# Breeding my Grand daddy



## Doja (Jul 8, 2012)

I just read Trillions of Atoms sticky and it was a superb thread about breeding. I still have a few questions about the subject.
1.) Right now I have a few bananas that look like their ready to split on the main but the surrounding nanners close by look tiny still.... Would it be okay for me to pull the ones about to split so the nanners mature about the same time?
2.) Hick says that "brush with pollen then spritz with water..." Is that sufficient enough time for them to pollenate or should i wait a few days before washing the pollen off?
Thanks fellow MP users and safe growing!!!:icon_smile::hubba:


----------



## Locked (Jul 8, 2012)

Are you trying to use hermie pollen to breed with? If so I wld highly recommend against it. Hermies tend to breed more hermies. If you are collecting pollen from actual 100% males then just collect the sacs and harvest the pollen. Then use a paint brush to apply to the buds of your lady of choice.


----------



## The Hemp Goddess (Jul 8, 2012)

That first pic sure looks like a hermie, though it is a bit blurry.  Like HL, I certainly would not be using pollen from hermie stock for breeding.


----------



## dman1234 (Jul 8, 2012)

put the pollen in a bag, place the bag over a branch and secure it, shake the bag, while the bag is on spray the rest of plant with water, remove bag carefully and spray plant lightly again but not the branch, i would keep this plant away from others for 24 hours, jmo


----------



## Rosebud (Jul 8, 2012)

:goodposting:  Worked for me.


----------



## Doja (Jul 8, 2012)

No its not a hermie. The pics are of the same male. My main concern was that it looked like some sacs look bigger than others and i was afraid of it releasing pollen earlier than the whole branch. So i was thinking if it was okay to pull off the big ones until the whole branch matured?


----------



## Dan K. Liberty (Jul 11, 2012)

I think I understand . . . you're asking if you should pluck a few of the big pods off the branch and let the others fatten up more . . . and if thats right, then I would say no.  

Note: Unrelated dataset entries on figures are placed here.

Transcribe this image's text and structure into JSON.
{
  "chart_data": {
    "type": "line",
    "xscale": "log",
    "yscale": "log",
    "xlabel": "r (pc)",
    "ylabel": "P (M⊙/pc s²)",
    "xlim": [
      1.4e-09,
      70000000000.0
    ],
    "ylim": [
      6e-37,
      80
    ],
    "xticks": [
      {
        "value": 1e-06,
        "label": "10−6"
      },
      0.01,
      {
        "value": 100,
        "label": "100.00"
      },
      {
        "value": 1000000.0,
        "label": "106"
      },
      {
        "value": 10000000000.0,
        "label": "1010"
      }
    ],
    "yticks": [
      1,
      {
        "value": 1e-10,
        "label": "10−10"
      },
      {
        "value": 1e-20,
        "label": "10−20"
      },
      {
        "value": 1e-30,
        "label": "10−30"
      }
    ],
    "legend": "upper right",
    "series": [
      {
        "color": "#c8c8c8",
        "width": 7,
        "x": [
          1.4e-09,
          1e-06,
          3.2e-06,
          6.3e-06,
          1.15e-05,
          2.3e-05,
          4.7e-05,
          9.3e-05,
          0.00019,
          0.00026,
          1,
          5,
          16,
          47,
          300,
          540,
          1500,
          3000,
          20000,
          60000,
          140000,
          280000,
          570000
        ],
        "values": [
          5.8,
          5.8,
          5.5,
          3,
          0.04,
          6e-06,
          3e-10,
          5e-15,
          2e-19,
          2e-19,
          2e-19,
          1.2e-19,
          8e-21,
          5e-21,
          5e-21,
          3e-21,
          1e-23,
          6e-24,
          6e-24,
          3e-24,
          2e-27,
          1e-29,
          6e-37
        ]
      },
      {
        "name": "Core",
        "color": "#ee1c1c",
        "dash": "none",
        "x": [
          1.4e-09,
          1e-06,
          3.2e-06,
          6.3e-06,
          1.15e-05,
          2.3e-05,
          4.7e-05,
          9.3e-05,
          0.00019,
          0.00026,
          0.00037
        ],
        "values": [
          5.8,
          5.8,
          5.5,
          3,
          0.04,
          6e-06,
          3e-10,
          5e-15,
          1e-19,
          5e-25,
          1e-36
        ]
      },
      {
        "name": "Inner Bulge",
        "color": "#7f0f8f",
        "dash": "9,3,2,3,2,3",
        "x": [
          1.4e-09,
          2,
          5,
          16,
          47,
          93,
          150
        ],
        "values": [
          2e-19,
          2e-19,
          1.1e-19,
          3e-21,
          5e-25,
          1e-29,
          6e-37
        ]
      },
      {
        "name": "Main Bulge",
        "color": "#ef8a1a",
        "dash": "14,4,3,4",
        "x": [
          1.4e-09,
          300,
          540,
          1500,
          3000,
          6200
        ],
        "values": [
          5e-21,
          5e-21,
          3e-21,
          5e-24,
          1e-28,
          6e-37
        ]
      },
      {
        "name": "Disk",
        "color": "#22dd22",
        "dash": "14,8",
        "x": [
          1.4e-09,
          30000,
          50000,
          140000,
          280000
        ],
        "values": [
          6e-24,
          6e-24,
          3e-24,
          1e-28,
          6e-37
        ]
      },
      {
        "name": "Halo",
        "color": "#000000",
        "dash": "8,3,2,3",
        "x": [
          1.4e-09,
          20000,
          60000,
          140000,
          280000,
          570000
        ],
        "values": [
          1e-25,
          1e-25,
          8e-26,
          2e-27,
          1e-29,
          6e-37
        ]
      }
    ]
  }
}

I would remove the whole plant away from the girls now, water it up one last time and isolate it in a draft-free location.  I like to take a big paper grocery bag, line the bottom with a plastic sheet and set the whole plant right down in it, then give it weak sunlight from a window until it drops pollen, dries and dies.

Once I even just chopped a couple branches off, bent em over and put em in a rosebud vase with a little water,  then down into the bag.  Worked great.

Then I transfer the pollen to a paper lunch sack, mix with 1/2 teaspoon of flour and use dman's shake n bake method or Hick's paintbrush on popcorn buds at 15-20 days flower.  Can also be funneled into vials w/ rice and frozen for up to a year.  Happy chucking !!

:48:


----------



## 4u2sm0ke (Jul 31, 2012)

just leave him in with her...you will allways have smallers balls..or what you call nanners....the first few that open seem to be steril anywho....just be sure to allow the most time ya can after he is done...the longer you flower the prego the better....  and more viable stock...Ill be starting my breeding of my f4 purple frosting

take care and be safe


----------



## Ruffy (Aug 14, 2012)

let them go another few weeks if its a actual male, no hermie. youll se them open,
read read read


----------